One of the benefits of having a membership-based clientele is that her clients trust her advice. They’re paying her for her expertise and so there’s little second guessing when she tells them what hotels to stay at or which activities to participate in.
“They listen to my advice and I’m not just giving it to them because it’s more expensive… I enjoy turning people onto ways that they can invest their money in these better experiences… it’s just saving them so much time and stress.”
The wizard behind the curtain
Small refers to what she does for her clients today as being the wizard behind the curtain.
“I know how to put the puzzle together,” she said. “I’m pulling a lot of strings and doing a lot of magic tricks.”
Part of her ability to do all that magic is her relationships with DMCs and hoteliers around the world.
“Over the last 18 years, that’s something I’ve done really well,” she said. “In the beginning, I went to all the shows and built relationships in those early days… looking for relationships that are going to be long lasting instead of having to shop that around. Years later, I f I need something, even if it’s super busy in Italy, my Italy DMC remembers that I was giving them business 12 years ago.”
Small has relationships with DMCs in most destinations that she books a lot, as well as with hotel general managers, head concierges, room directors, and revenue managers.
If she doesn’t already have one when sending a client to a hotel, she digs around to find the right person.

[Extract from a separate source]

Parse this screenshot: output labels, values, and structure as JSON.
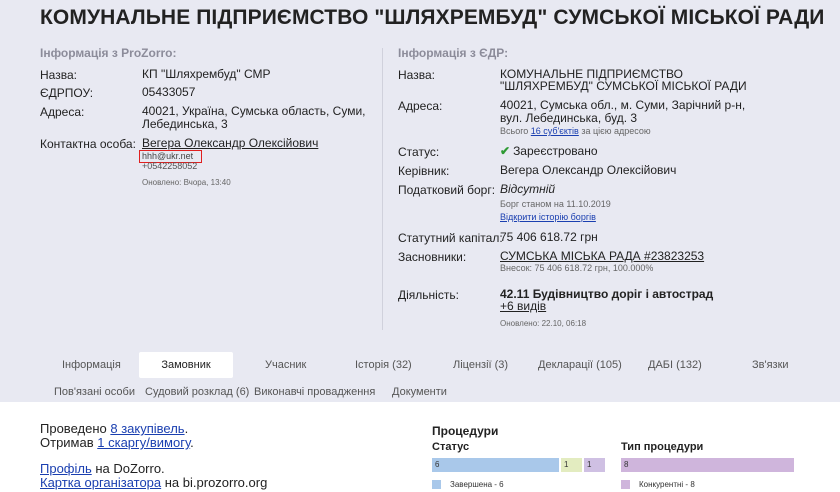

“I find people on LinkedIn if I have a challenge. Nobody minds hearing from you when you’re sending a high level client to their hotels.”
Relationships with her clients are also important and working with so few allows Small to get to know them more closely than before. She talks to her clients on a regular basis. They text her when they have a question. She has an open WhatsApp group for when clients are traveling and they can reach out to her at any time.
“I’m in regular touch with them. It’s not like we only talk once a year when they’re planning their trip… it created this much more of an all-around relationship.”
While there’s been some turnover over the past three years, most of her clients want to stick with her.
“It’s like having a really good CPA, you don’t want to lose them,” she said.
Journalism skills that helped
Small attributes some of her success to skills she picked up as a journalist, though she readily admits she made lots of mistakes in her early years.
“I didn’t know what I didn’t know. It was years of making mistakes and having to learn to bite my tongue,” she said, adding that advisors have to go through the learning curve even though it’s not easy and it’s not for the faint of heart.
She said she’s seen lots of ICs come and go over the years for those very reasons.
Naturally, her writing skills are something she told TMR have helped her grow her business.
“I can whip off any email. I don’t need AI. I don’t rewrite anything. I did a Constant Contact newsletter in 2007 when nobody did that… I’ve always used my writing skills as a sort of bonus and a way to communicate well with my clients and my suppliers.”
Her reporter’s research skills are also highly useful. She knows how to find answers and she’s not afraid to ask for them.